I still vividly remember when Sticky Fingers announced their ‘indefinite hiatus’. You couldn’t catch a train anywhere in Sydney without overhearing a gang of teenagers passionately discussing it. The rumours swirled around in the days following the band’s announcement, talks of alcohol and substance abuse soon escalated to allegations of racism and violence.
I remember not knowing what to think about it all. Here was a band whose music had brought me so much joy, and whose albums I had proudly bought. It hurt to think that my money was supporting people who were, at best, brats trying to live the ‘rockstar’ life. Or, if the worst of the rumours were to be believed, racist misogynists. I felt betrayed. I couldn’t bring myself to listen to their music anymore.
Now, the band are back. After nearly two years of complete silence, they have addressed the allegations and attempted to rescue their reputation. While not everyone is convinced, the band profess that stories surrounding their breakup have been greatly exaggerated, and admitted to struggling with addiction and mental health issues. They have made a concerted effort to atone for their mistakes and prevent them from happening again. So, everything is fine now, right?
Well… it’s hard to say. I respect them for admitting their own faults and making the effort to change. That’s always commendable. But their resurfacing has brought back a more complex issue. Does listening to an artist’s music equate to an endorsement of said artist’s actions? Is it wrong to listen to music if you know (or think you know) that the person who made it has done the wrong thing?
I’m of two minds. I would like to think that I can recognise musical talent, or the importance of someone’s work regardless of who they are as a person. After all, I don’t know them. I mean, it’s hard to deny the impact Sticky Fingers have had on Sydney’s music scene. Surely that shouldn’t be clouded by any person’s actions offstage.
But then, am I more willing to forgive these actions because I was already a fan of the music? What if the same thing happened to a band that I didn’t like. It would be easy to write them off for their actions, even use them as further justification to not like them. So maybe it’s best to remove this scenario from the realm of music in order to gain perspective.
How have, for example, the recent string of sexual assault allegations in Hollywood influenced how I see the work of actors accused of wrongdoing? I couldn’t imagine buying anything with Bill Cosby in it, for example. I wouldn’t want to support his actions. So should the same be said for music?

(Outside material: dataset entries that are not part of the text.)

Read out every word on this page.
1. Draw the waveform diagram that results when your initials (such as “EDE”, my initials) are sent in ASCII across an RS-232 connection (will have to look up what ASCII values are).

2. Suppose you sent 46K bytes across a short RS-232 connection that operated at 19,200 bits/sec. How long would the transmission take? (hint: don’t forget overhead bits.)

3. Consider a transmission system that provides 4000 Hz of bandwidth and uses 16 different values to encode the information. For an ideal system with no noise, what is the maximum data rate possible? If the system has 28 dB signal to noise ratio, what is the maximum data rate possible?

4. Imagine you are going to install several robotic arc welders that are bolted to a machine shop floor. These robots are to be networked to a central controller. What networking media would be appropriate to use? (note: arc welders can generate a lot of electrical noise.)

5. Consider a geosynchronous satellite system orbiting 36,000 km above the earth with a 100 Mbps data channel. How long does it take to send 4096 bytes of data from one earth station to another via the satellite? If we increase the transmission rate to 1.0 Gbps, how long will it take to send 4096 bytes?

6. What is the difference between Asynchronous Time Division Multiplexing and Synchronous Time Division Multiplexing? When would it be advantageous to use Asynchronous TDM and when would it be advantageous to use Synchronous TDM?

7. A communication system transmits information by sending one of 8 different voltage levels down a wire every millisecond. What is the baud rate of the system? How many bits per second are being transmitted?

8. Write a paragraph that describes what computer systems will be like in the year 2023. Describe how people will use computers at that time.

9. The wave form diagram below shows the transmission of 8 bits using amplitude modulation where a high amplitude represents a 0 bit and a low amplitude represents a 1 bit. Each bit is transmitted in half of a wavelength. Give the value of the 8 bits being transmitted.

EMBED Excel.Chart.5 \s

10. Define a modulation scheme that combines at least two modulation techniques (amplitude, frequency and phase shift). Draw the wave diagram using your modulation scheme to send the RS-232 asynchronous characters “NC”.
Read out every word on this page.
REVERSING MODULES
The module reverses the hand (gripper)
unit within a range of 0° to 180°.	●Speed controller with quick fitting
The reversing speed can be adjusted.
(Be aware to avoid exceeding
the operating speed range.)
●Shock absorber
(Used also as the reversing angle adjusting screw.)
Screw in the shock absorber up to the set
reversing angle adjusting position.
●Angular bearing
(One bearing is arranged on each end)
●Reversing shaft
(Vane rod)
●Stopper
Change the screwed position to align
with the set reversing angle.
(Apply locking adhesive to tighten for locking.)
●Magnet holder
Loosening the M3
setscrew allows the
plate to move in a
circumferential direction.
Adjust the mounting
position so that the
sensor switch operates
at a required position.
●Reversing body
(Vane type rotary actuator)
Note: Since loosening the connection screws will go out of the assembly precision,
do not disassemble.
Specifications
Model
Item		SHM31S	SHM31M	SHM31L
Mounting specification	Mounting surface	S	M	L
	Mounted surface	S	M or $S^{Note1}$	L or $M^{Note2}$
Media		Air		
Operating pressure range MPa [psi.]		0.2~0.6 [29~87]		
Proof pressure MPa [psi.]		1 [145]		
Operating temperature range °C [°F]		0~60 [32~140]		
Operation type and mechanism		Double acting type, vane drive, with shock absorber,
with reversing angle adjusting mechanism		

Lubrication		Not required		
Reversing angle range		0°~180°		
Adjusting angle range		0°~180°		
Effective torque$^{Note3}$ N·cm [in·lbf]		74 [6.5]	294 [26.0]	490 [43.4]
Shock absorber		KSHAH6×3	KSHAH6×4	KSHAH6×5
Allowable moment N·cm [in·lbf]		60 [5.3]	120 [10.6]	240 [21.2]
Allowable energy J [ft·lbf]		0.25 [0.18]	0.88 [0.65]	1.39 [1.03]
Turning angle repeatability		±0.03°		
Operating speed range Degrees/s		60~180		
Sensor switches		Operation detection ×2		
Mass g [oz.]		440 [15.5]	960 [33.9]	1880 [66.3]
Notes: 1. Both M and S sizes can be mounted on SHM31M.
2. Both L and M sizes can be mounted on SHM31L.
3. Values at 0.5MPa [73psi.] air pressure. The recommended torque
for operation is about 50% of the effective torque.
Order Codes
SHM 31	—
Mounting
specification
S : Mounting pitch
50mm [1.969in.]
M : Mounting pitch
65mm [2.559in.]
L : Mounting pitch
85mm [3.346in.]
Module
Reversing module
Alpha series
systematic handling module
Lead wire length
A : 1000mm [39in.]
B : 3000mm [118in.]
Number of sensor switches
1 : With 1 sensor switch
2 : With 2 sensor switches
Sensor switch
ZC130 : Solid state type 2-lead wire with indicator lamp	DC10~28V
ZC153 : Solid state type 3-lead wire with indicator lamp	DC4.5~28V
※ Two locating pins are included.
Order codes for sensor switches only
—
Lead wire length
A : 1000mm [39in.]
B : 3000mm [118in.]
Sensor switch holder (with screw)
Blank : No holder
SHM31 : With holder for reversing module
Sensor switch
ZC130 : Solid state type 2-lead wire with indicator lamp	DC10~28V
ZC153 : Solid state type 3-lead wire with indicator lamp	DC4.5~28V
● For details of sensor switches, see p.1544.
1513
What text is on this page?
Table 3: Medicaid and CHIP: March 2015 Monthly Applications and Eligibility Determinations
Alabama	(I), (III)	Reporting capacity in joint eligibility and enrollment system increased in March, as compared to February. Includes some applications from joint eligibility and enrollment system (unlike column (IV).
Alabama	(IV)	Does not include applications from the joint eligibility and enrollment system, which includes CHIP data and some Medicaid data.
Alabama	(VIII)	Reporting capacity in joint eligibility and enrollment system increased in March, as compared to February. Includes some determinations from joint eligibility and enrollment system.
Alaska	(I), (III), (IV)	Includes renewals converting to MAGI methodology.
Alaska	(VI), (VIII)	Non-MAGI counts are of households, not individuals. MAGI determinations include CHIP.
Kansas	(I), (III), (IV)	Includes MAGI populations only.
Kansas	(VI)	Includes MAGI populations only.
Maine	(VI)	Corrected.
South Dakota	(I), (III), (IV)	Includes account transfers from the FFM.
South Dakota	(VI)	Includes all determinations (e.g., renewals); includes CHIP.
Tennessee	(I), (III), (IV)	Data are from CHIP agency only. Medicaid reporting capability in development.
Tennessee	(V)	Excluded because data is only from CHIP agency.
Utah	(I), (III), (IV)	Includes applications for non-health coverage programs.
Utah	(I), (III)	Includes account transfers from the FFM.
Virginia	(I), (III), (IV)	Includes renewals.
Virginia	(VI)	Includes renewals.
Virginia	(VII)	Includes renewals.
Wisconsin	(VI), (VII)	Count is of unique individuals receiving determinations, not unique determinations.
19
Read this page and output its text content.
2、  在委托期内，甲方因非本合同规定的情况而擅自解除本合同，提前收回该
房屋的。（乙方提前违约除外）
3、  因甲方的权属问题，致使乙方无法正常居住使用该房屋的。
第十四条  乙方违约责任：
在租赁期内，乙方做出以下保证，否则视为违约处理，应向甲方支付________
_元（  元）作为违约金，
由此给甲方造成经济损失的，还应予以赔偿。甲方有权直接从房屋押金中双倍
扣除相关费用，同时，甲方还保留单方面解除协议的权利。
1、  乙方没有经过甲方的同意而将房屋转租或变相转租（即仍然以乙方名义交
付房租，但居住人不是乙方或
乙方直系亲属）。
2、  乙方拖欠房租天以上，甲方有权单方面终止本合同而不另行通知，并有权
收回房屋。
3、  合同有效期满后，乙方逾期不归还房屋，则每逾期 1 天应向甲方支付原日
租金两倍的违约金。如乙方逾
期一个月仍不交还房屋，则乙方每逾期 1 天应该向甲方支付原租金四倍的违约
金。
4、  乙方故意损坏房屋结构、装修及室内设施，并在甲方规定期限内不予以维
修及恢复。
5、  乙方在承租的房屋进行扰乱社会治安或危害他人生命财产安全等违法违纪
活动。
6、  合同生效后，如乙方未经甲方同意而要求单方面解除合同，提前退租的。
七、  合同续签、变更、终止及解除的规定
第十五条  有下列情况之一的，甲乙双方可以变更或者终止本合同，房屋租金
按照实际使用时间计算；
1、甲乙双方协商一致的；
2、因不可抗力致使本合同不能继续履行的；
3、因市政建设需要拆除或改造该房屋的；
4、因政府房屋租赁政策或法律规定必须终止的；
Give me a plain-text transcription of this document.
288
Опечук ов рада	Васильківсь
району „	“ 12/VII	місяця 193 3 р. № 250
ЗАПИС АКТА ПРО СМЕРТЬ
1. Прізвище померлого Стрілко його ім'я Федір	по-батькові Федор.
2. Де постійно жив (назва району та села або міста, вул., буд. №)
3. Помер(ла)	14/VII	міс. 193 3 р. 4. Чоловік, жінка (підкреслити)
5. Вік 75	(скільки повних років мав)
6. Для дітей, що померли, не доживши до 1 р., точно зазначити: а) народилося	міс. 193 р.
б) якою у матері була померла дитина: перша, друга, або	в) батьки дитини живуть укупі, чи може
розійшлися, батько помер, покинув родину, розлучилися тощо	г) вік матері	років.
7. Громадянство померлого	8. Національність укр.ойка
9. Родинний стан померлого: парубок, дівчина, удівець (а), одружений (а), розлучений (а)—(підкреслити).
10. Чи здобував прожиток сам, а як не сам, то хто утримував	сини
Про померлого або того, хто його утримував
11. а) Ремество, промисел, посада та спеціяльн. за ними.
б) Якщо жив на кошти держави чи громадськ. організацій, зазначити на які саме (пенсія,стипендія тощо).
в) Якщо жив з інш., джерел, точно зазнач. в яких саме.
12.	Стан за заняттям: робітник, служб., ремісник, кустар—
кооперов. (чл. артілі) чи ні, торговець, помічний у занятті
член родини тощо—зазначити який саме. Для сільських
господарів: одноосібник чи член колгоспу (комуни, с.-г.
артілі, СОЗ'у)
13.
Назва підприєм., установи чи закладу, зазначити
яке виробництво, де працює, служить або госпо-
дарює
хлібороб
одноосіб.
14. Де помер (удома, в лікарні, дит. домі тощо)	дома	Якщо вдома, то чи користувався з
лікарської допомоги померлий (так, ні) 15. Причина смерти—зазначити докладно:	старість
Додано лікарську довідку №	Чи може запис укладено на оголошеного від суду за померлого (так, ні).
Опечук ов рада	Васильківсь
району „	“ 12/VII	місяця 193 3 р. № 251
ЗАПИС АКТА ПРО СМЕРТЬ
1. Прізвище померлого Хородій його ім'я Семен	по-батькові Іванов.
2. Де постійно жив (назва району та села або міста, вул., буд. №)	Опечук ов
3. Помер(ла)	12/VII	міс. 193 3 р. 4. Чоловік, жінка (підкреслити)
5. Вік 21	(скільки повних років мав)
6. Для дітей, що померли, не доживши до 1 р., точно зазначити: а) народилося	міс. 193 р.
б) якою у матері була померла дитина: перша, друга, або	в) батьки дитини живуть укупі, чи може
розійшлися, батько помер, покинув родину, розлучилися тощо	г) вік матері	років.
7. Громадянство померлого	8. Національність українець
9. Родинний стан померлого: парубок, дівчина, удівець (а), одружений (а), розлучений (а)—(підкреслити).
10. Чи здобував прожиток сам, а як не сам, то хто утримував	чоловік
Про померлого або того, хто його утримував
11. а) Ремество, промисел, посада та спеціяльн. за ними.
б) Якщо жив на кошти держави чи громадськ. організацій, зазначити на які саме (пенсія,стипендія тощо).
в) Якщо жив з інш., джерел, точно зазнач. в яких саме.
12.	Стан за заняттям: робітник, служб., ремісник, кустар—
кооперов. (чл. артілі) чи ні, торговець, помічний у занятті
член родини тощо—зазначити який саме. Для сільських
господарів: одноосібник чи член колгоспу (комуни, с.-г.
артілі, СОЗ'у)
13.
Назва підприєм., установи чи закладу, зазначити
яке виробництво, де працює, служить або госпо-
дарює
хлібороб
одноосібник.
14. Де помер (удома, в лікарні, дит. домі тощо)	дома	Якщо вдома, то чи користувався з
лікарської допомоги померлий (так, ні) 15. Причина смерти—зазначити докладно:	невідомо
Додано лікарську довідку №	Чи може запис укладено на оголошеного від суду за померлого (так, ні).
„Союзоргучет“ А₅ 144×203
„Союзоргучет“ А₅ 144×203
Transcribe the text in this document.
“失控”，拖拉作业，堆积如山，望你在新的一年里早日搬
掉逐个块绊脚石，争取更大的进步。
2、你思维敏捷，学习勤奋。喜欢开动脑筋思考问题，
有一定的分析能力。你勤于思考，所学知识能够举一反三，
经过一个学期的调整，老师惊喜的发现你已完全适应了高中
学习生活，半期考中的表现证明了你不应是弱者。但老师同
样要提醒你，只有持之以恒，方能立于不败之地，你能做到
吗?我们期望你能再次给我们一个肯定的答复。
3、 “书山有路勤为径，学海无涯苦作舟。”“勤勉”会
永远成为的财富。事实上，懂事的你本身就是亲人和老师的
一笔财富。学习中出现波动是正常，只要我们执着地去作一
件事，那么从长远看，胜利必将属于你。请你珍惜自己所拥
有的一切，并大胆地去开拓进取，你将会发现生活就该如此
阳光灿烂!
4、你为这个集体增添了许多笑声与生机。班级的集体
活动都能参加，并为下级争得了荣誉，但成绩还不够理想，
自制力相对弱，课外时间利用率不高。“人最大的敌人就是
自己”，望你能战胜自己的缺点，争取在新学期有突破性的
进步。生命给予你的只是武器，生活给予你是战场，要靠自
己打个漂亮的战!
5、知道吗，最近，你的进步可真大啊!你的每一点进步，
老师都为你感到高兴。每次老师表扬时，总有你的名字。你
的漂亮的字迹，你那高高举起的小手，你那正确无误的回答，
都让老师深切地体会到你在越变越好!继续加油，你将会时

Here’s another example: It’s common knowledge that John Lennon beat his first wife Cynthia. Obviously, domestic violence is unacceptable, but it hasn’t seemed to diminish our society’s love of the Beatles. Maybe the key to this can be found in the lyrics to their 1967 song ‘Getting Better’:
“I used to be cruel to my woman
I beat her and kept her apart from the things that she loved
Man I was mean but I’m changing my scene
And I’m doing the best that I can”
Once again, it’s this admission of wrongdoing and a commitment to change that we see as redeeming. But how do we really know that anything has changed. After all, it’s not like I’ve actually met him. He still did something terrible, and his talent as a musician shouldn’t equal forgiveness.
At this point, you may have noticed that I haven’t really provided an answer. And that’s because there isn’t one. Is it wrong to support the work of a musician who has done the wrong thing? Should we separate the artist from their work and stop trying to discern the character of people we’ve never met? Or is the act of listening to music an endorsement? After all, buying someone’s music is a pretty powerful sign that you want to support them. It’s something I’ll continue to struggle with for as long is there is music to listen to.